I'm probably too old fashion to be much help to you b/c I don't believe it is appropriate to have more "guy friends" than women, when you are M. But, here's the thing, you've gotten into a place that you can't say very much (effectively)about suspecting an EA, when you've allowed these type of "friendships" with men.

I do believe that the man should be the primary leader of a family. That is not always welcomed by the W....and especially when the R is rocky....and especially if she's in an EA. Your decisions may not prove to always be popular, but you can't base it on trying to be a great pal (which I don't think that's what you're doing), but on what will have best outcome for your family.
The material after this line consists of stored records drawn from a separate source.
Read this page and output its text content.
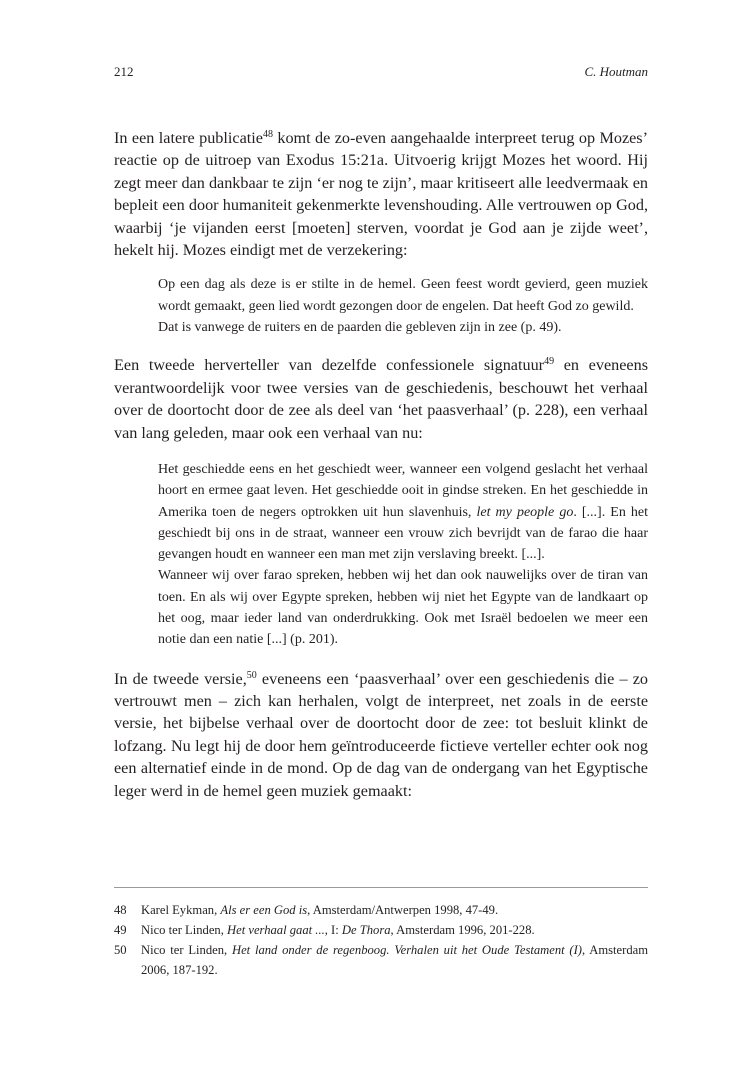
212	C. Houtman

In een latere publicatie$^{48}$ komt de zo-even aangehaalde interpreet terug op Mozes’ reactie op de uitroep van Exodus 15:21a. Uitvoerig krijgt Mozes het woord. Hij zegt meer dan dankbaar te zijn ‘er nog te zijn’, maar kritiseert alle leedvermaak en bepleit een door humaniteit gekenmerkte levenshouding. Alle vertrouwen op God, waarbij ‘je vijanden eerst [moeten] sterven, voordat je God aan je zijde weet’, hekelt hij. Mozes eindigt met de verzekering:

Op een dag als deze is er stilte in de hemel. Geen feest wordt gevierd, geen muziek wordt gemaakt, geen lied wordt gezongen door de engelen. Dat heeft God zo gewild.

Dat is vanwege de ruiters en de paarden die gebleven zijn in zee (p. 49).

Een tweede herverteller van dezelfde confessionele signatuur$^{49}$ en eveneens verantwoordelijk voor twee versies van de geschiedenis, beschouwt het verhaal over de doortocht door de zee als deel van ‘het paasverhaal’ (p. 228), een verhaal van lang geleden, maar ook een verhaal van nu:

Het geschiedde eens en het geschiedt weer, wanneer een volgend geslacht het verhaal hoort en ermee gaat leven. Het geschiedde ooit in gindse streken. En het geschiedde in Amerika toen de negers optrokken uit hun slavenhuis, let my people go. [...]. En het geschiedt bij ons in de straat, wanneer een vrouw zich bevrijdt van de farao die haar gevangen houdt en wanneer een man met zijn verslaving breekt. [...].

Wanneer wij over farao spreken, hebben wij het dan ook nauwelijks over de tiran van toen. En als wij over Egypte spreken, hebben wij niet het Egypte van de landkaart op het oog, maar ieder land van onderdrukking. Ook met Israël bedoelen we meer een notie dan een natie [...] (p. 201).

In de tweede versie,$^{50}$ eveneens een ‘paasverhaal’ over een geschiedenis die – zo vertrouwt men – zich kan herhalen, volgt de interpreet, net zoals in de eerste versie, het bijbelse verhaal over de doortocht door de zee: tot besluit klinkt de lofzang. Nu legt hij de door hem geïntroduceerde fictieve verteller echter ook nog een alternatief einde in de mond. Op de dag van de ondergang van het Egyptische leger werd in de hemel geen muziek gemaakt:

48 Karel Eykman, Als er een God is, Amsterdam/Antwerpen 1998, 47-49.
49 Nico ter Linden, Het verhaal gaat ..., I: De Thora, Amsterdam 1996, 201-228.
50 Nico ter Linden, Het land onder de regenboog. Verhalen uit het Oude Testament (I), Amsterdam 2006, 187-192.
Your W is not happy. She's trying to find happiness in other ways except through a MR with you. Perhaps moving back to family in TN would help her at first, but if the MR isn't what it needs to be, at some point she'll be looking for something else to make her happy.

How long at a time would you have to be gone from home? How do the kids feel about moving and changing schools?

My suggestion is that you try to make a decision based on how strong a father, husband, leader, protector, and provider you could be--in either location. If you are the leader that your family needs, then I think your W will either adjust to that....or else she wouldn't be happy with any decision you made. But, that just "old fashion me". cool


It is not about what you feel should work in your M. It is about doing the work that gets the right results. Do what works!